The report highlights that over 140 million test kits, with a potential to generate 2,600 tonnes of non-infectious waste (mainly plastic) and 731,000 litres of chemical waste have been shipped, while over 8 billion doses of vaccine have been administered globally producing 144,000 tonnes of additional waste in the form of syringes, needles, and safety boxes.

The report mentions that as the UN and countries grappled with the immediate task of securing and quality-assuring supplies of PPE, less attention and resources were devoted to the safe and sustainable management of Covid-19 related healthcare waste.

“It is absolutely vital to provide health workers with the right PPE,” said Dr Michael Ryan, Executive Director, WHO Health Emergencies Programme. “But it is also vital to ensure that it can be used safely without impacting on the surrounding environment.”

This means having effective management systems in place, including guidance for health workers on what to do with PPE and health commodities after they have been used.

The report indicates that today, 30% of healthcare facilities (60% in the least developed countries) are not equipped to handle existing waste loads, let alone the additional Covid-19 load. This potentially exposes health workers to needle stick injuries, burns and pathogenic microorganisms, while also impacting communities living near poorly managed landfills and waste disposal sites through contaminated air from burning waste, poor water quality or disease carrying pests.

“Covid-19 has forced the world to reckon with the gaps and neglected aspects of the waste stream and how we produce, use and discard of our health care resources, from cradle to grave,” said Dr Maria Neira, Director, Environment, Climate Change and Health at WHO

“Significant change at all levels, from the global to the hospital floor, in how we manage the health care waste stream is a basic requirement of climate-smart health care systems, which many countries committed to at the recent UN Climate Change Conference, and, of course, a healthy recovery from Covid-19 and preparedness for other health emergencies in the future.”

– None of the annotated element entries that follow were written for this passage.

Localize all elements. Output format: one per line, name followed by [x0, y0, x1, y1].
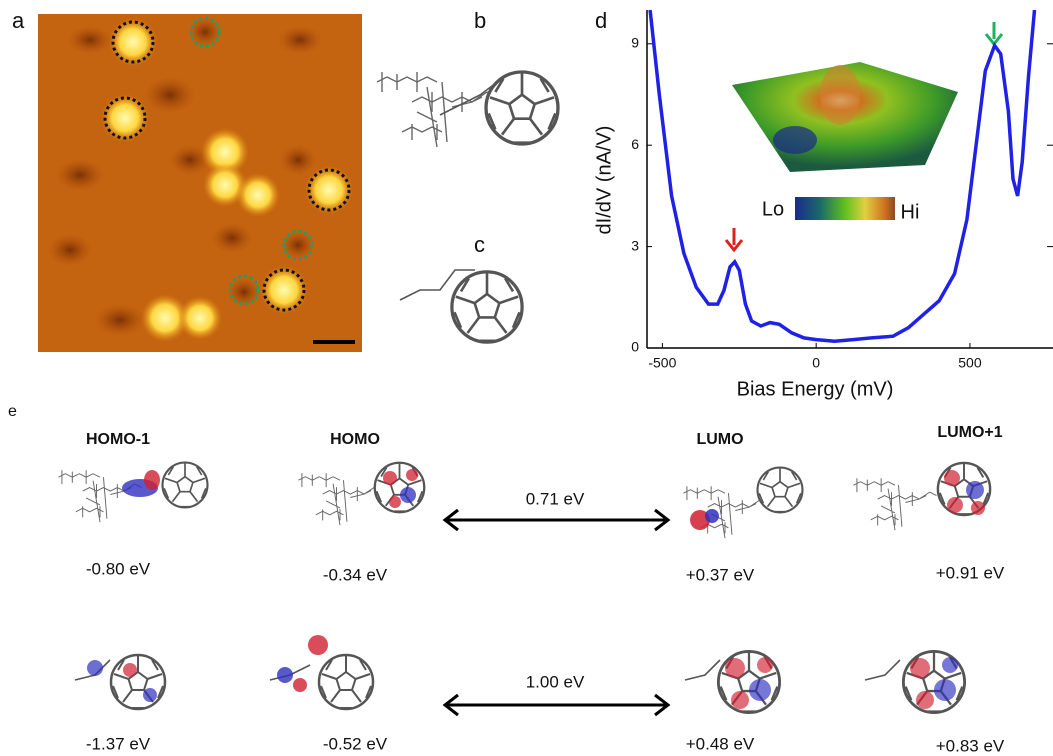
y-tick-label: 3 [631, 237, 639, 253]
x-tick-label: -500 [648, 355, 676, 371]
orbital-energy: -1.37 eV [86, 734, 151, 753]
panel-label: e [8, 403, 17, 420]
orbital-header: HOMO [330, 431, 380, 448]
line-chart: dI/dV (nA/V) Bias Energy (mV) Lo Hi 0 3 6 9… [593, 10, 1053, 400]
energy-gap: 1.00 eV [526, 672, 585, 691]
y-tick-label: 0 [631, 339, 639, 355]
panel-label: d [595, 8, 607, 33]
orbital-images [58, 463, 990, 713]
colorbar-low: Lo [762, 198, 784, 220]
orbital-energy: -0.52 eV [323, 734, 388, 753]
orbital-energy: -0.34 eV [323, 565, 388, 584]
y-tick-label: 9 [631, 35, 639, 51]
orbital-panel: HOMO-1 HOMO LUMO LUMO+1 -0.80 eV -0.34 eV +0.3… [58, 424, 1004, 755]
y-axis-label: dI/dV (nA/V) [593, 126, 615, 235]
orbital-energy: +0.91 eV [936, 563, 1005, 582]
x-tick-label: 500 [958, 355, 982, 371]
panel-label: c [474, 232, 485, 257]
x-axis-label: Bias Energy (mV) [737, 378, 894, 400]
orbital-energy: -0.80 eV [86, 559, 151, 578]
colorbar [795, 197, 895, 220]
orbital-header: HOMO-1 [86, 431, 150, 448]
data-line [650, 10, 1034, 341]
colorbar-high: Hi [901, 201, 920, 223]
panel-label: b [474, 8, 486, 33]
orbital-header: LUMO+1 [937, 424, 1002, 441]
inset-map: Lo Hi [732, 62, 958, 223]
panel-label: a [12, 8, 25, 33]
orbital-header: LUMO [696, 431, 743, 448]
x-tick-label: 0 [812, 355, 820, 371]
y-tick-label: 6 [631, 136, 639, 152]
stm-image [38, 14, 362, 352]
molecule-b [377, 72, 558, 147]
orbital-energy: +0.83 eV [936, 736, 1005, 755]
figure: a b c d e dI/dV (nA/V) Bias Energy (mV) … [0, 0, 1053, 756]
orbital-energy: +0.48 eV [686, 734, 755, 753]
molecule-c [400, 270, 522, 342]
energy-gap: 0.71 eV [526, 489, 585, 508]
orbital-energy: +0.37 eV [686, 565, 755, 584]
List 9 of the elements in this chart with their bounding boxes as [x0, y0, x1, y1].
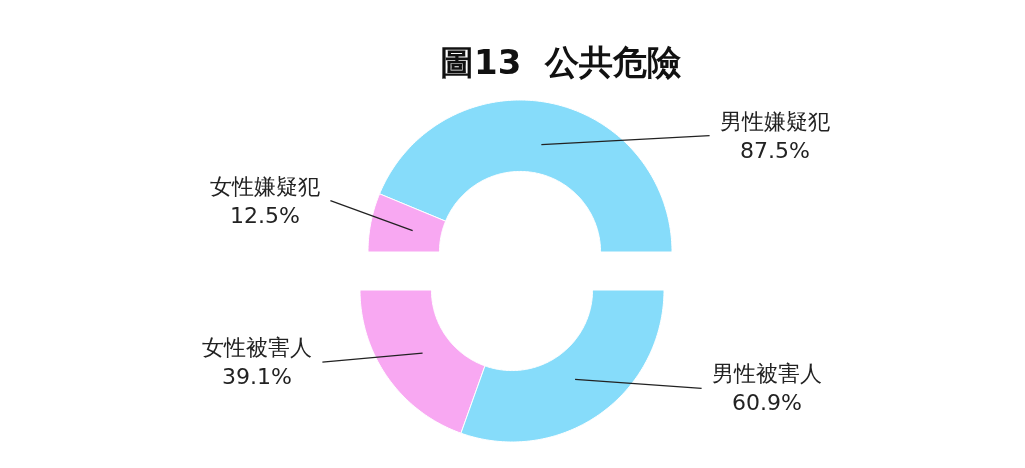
data-label: 39.1% — [222, 363, 292, 389]
data-label: 12.5% — [230, 202, 300, 228]
slice-label: 女性被害人 — [202, 335, 312, 360]
data-label: 87.5% — [740, 137, 810, 163]
slice-label: 男性嫌疑犯 — [720, 109, 830, 134]
chart-title: 圖13 公共危險 — [440, 42, 681, 82]
slice-label: 男性被害人 — [712, 361, 822, 386]
data-label: 60.9% — [732, 389, 802, 415]
slice-label: 女性嫌疑犯 — [210, 174, 320, 199]
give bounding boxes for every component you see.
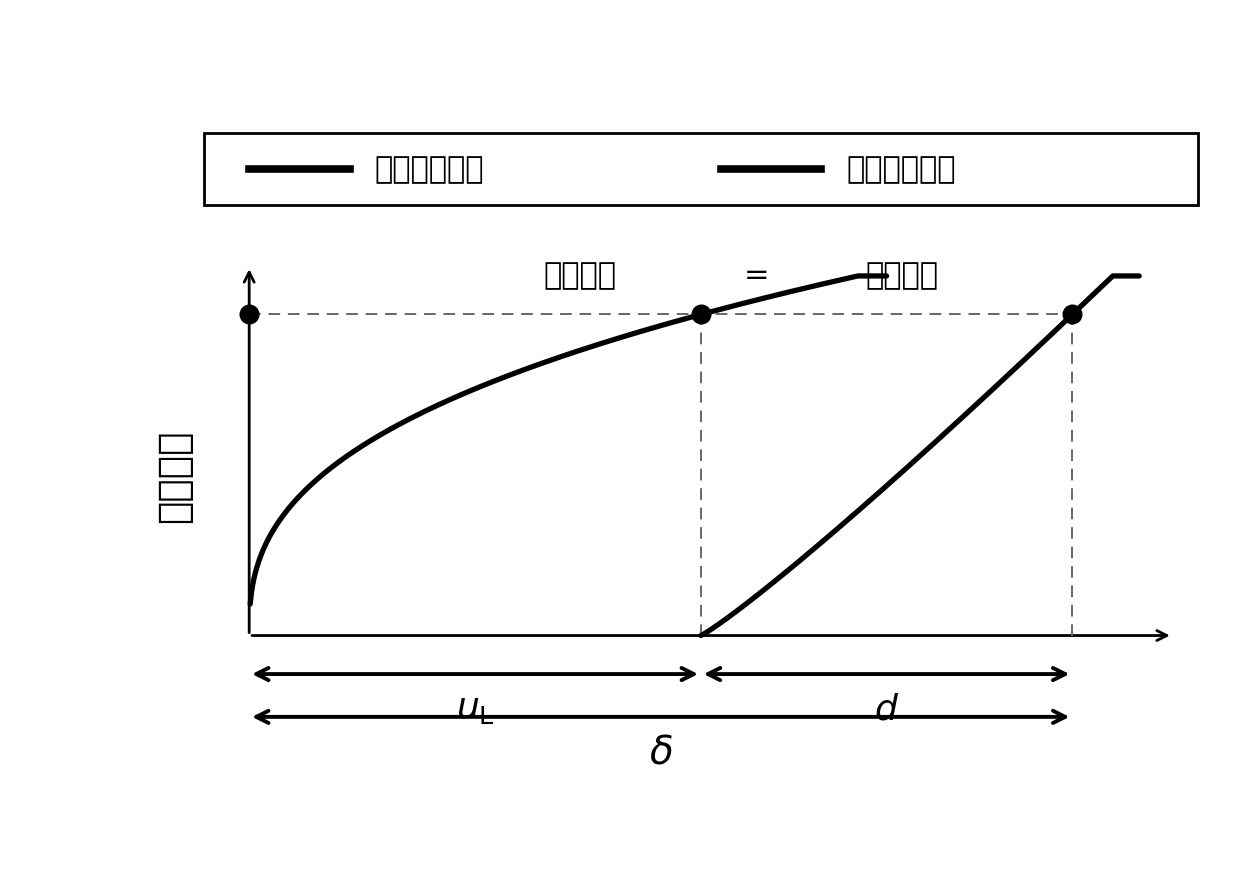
Point bbox=[691, 308, 711, 322]
Text: 径向载荷: 径向载荷 bbox=[155, 428, 193, 522]
Text: $\delta$: $\delta$ bbox=[649, 734, 673, 771]
Point bbox=[239, 308, 259, 322]
Text: 叶尖弹性载荷: 叶尖弹性载荷 bbox=[846, 155, 956, 184]
Text: 弹性载荷: 弹性载荷 bbox=[544, 261, 618, 290]
Text: =: = bbox=[743, 261, 769, 290]
Text: $d$: $d$ bbox=[874, 691, 899, 725]
Text: 侵入载荷: 侵入载荷 bbox=[866, 261, 939, 290]
Text: $u_\mathrm{L}$: $u_\mathrm{L}$ bbox=[455, 691, 495, 725]
Text: 机匣侵入载荷: 机匣侵入载荷 bbox=[374, 155, 484, 184]
Point bbox=[1063, 308, 1083, 322]
FancyBboxPatch shape bbox=[205, 133, 1198, 206]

The report lays out a set of recommendations for integrating better, safer, and more environmentally sustainable waste practices into the current Covid-19 response and future pandemic preparedness efforts and highlights stories from countries and organisations that have put into practice in the spirit of “building back better”.

Recommendations include using eco-friendly packaging and shipping, safe and reusable PPE (e.g., gloves and medical masks), recyclable or biodegradable materials; investment in non-burn waste treatment technologies, such as autoclaves; reverse logistics to support centralised treatment and investments in the recycling sector to ensure materials, like plastics, can have a second life.

The Covid-19 waste challenge and increasing urgency to address environmental sustainability offer an opportunity to strengthen systems to safely and sustainably reduce and manage healthcare waste. 

This can be through strong national policies and regulations, regular monitoring and reporting and increased accountability, behaviour change support and workforce development, and increased budgets and financing, as per the report.  

“A systemic change in how health care manages its waste would include greater and systematic scrutiny and better procurement practices,” said Dr Anne Woolridge, Chair of the Health Care Waste Working Group, International Solid Waste Association (ISWA).

“There is growing appreciation that health investments must consider environmental and climate implications, as well as a greater awareness of co-benefits of action. For example, safe and rational use of PPE will not only reduce environmental harm from waste, it will also save money, reduce potential supply shortages and further support infection prevention by changing behaviours.”

The analysis comes at a time when the health sector is under increasing pressure to reduce its carbon footprint and minimise the amount of waste being sent to landfill – in part because of the great concern about the proliferation of plastic waste and its impacts on water, food systems and human and ecosystem health.